ABOVE: Prof. McKay Jenkins shows students in his environmental literature class how to identify and remove some invasive plants from the woods in White Clay Creek State Park. | Photo by Evan Krape

Environmental literature students tackle forest restoration

Students in the University of Delaware’s “Introduction to Environmental Literature” class regularly put aside their books and journals and head out of the classroom to a nearby state park.

There, they pick up such non-literary tools as long-handled loppers, clippers, shovels and work gloves and set to work attacking some of the many invasive plants that are damaging the forest.

As they cut, chop and dig to remove stubborn vines and dense shrubs, the undergraduates are experiencing firsthand some of the environmental problems they’ve been reading and writing about in class.

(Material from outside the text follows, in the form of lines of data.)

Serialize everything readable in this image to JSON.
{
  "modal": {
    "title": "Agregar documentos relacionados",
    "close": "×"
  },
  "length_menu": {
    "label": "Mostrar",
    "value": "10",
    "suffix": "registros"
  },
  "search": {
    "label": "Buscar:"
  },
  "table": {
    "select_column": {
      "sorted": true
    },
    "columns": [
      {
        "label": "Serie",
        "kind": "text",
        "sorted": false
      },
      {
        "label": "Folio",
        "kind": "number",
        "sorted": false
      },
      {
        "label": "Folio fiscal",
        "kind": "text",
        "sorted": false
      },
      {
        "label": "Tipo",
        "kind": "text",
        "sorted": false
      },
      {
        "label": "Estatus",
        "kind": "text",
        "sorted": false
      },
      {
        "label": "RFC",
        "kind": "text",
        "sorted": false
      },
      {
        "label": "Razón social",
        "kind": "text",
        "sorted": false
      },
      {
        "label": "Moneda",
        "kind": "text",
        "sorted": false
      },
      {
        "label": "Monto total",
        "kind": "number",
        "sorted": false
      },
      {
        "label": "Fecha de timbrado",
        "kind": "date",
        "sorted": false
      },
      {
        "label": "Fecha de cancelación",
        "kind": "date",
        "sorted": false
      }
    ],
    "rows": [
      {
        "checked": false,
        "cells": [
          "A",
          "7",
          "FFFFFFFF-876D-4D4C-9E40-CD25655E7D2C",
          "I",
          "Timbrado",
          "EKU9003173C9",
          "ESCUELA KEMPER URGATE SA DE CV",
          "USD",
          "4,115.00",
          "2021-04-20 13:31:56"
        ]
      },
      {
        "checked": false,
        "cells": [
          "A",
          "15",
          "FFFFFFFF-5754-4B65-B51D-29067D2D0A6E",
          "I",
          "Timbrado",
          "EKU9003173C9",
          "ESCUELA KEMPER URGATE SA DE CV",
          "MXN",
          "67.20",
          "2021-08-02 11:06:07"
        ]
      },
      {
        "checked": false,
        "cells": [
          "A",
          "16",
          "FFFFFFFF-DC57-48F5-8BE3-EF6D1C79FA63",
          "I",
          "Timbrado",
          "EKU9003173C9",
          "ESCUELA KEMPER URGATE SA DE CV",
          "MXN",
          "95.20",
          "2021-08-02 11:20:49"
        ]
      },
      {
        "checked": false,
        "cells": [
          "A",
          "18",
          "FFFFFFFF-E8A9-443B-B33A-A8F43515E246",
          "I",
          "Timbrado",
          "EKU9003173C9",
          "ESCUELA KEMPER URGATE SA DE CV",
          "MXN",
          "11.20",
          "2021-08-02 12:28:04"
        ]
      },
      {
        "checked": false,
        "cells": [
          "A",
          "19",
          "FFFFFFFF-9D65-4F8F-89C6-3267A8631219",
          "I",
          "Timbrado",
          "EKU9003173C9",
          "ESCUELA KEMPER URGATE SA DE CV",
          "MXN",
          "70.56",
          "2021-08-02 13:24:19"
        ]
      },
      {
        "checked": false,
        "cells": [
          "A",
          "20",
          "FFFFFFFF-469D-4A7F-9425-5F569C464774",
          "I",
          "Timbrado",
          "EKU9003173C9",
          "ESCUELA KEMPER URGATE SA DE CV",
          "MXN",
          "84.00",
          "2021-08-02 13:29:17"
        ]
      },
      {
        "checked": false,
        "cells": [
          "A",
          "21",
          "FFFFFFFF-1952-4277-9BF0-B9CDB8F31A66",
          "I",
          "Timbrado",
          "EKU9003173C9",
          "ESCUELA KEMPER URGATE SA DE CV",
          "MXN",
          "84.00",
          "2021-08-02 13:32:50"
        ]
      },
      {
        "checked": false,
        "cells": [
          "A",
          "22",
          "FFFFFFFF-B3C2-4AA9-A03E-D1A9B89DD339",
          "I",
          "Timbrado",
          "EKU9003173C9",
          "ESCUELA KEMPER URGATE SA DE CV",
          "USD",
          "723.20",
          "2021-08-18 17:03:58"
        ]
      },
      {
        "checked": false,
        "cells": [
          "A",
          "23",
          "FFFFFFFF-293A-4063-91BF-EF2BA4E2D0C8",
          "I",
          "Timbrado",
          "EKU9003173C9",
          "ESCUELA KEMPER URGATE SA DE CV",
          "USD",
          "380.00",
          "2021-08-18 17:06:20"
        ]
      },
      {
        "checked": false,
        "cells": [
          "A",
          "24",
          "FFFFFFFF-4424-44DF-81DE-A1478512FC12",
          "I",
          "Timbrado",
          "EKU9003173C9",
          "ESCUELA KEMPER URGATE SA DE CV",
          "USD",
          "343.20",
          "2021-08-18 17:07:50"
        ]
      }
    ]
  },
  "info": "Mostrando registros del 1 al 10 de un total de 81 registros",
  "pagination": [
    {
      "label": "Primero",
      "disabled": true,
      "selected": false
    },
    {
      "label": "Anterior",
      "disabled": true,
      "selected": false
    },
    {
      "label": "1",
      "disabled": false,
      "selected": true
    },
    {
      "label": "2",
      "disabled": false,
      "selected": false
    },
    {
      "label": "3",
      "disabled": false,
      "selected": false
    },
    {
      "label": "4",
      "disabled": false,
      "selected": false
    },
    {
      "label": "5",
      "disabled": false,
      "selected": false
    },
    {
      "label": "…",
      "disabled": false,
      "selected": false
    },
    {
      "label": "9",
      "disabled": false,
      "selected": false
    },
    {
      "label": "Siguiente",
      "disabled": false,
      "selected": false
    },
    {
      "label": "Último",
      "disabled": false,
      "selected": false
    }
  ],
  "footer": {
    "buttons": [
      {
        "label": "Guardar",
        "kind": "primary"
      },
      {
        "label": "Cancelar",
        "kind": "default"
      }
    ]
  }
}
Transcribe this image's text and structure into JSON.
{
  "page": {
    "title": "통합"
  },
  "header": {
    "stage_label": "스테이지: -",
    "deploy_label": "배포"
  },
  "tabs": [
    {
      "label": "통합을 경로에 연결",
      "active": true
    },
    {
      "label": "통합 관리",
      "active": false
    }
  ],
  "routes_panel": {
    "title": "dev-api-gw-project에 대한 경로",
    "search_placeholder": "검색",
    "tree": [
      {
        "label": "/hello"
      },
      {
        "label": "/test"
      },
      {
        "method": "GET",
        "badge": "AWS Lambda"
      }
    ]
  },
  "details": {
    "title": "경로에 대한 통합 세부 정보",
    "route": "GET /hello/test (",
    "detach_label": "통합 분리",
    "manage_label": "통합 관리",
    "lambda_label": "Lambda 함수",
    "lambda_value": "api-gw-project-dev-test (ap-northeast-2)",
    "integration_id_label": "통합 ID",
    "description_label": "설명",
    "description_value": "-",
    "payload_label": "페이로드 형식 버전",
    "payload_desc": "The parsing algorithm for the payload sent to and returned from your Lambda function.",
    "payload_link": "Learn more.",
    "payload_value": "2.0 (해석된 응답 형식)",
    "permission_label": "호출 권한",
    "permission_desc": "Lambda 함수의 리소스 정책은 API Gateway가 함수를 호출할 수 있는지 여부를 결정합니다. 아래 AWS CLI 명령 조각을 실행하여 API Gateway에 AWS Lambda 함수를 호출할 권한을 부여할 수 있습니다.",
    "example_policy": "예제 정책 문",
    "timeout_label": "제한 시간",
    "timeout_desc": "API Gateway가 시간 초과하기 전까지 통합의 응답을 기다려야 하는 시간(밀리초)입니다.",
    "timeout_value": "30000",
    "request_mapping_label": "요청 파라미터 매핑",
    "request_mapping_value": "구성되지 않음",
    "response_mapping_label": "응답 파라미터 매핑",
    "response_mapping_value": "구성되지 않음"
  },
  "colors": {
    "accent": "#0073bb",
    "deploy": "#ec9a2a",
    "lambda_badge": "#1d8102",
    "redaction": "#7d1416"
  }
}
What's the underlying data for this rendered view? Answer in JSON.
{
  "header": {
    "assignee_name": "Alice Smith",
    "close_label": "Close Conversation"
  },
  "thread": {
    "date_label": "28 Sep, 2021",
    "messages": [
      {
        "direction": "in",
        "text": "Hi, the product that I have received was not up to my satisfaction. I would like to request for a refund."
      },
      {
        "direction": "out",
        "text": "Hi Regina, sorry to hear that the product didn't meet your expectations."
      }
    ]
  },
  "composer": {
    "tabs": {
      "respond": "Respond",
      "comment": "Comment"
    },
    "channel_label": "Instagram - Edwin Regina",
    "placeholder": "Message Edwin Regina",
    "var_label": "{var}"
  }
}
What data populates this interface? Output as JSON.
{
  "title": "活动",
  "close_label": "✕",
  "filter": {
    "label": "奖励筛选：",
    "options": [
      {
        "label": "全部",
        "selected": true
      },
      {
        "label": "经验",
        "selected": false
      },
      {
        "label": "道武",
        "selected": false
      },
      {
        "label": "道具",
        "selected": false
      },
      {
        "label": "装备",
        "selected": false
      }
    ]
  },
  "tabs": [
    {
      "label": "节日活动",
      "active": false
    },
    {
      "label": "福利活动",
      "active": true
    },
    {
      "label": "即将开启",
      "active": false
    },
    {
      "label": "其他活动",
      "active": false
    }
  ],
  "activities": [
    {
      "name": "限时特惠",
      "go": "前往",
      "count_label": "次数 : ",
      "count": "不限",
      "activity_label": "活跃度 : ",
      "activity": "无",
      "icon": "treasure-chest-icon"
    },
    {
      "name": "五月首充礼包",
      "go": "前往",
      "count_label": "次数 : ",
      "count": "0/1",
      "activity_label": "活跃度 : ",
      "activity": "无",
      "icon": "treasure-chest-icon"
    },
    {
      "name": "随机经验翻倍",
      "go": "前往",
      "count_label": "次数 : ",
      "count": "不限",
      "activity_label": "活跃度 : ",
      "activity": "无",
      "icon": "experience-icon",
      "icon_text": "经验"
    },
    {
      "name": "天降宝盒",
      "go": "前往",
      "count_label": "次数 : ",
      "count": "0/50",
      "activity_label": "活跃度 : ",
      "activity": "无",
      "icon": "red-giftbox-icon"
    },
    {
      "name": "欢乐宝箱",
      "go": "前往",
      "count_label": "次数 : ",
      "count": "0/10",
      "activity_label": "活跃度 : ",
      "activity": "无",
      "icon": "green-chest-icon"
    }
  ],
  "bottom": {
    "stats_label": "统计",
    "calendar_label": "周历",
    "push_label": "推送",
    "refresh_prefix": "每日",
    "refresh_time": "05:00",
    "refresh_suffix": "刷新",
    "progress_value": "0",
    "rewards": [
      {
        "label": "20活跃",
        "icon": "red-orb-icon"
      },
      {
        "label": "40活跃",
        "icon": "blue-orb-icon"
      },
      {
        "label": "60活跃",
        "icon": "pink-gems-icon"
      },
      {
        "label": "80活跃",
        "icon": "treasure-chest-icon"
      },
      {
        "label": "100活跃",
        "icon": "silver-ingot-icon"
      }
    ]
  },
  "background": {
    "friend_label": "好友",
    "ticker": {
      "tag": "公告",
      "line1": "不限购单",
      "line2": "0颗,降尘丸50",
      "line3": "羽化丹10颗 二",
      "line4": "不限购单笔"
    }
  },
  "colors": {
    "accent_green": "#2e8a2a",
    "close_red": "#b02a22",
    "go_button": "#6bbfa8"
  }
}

“After many years of having my students wander White Clay Creek State Park and journal about their experiences, I started something new this semester — training them to do forest restoration work,” said McKay Jenkins, the Cornelius A. Tilghman Professor of English and a founder of UD’s environmental humanities program.

In partnership with state park rangers, Jenkins and the students have learned to identify and remove some of the invasive species that can take over wooded areas, choking out native plants and damaging the biodiversity that makes for a healthy environment.

On a recent sunny fall day in the woods off Creek Road, just north of the UD campus, the class literally had its hands full with such invasives as autumn olive, multiflora rose, Japanese barberry and bittersweet.

Students struggled to remove vines that had wrapped so tightly around tree trunks that it was almost impossible to pry and then cut them loose. They worked in teams to chop away at invasive bushes that had become thoroughly entangled with native plants.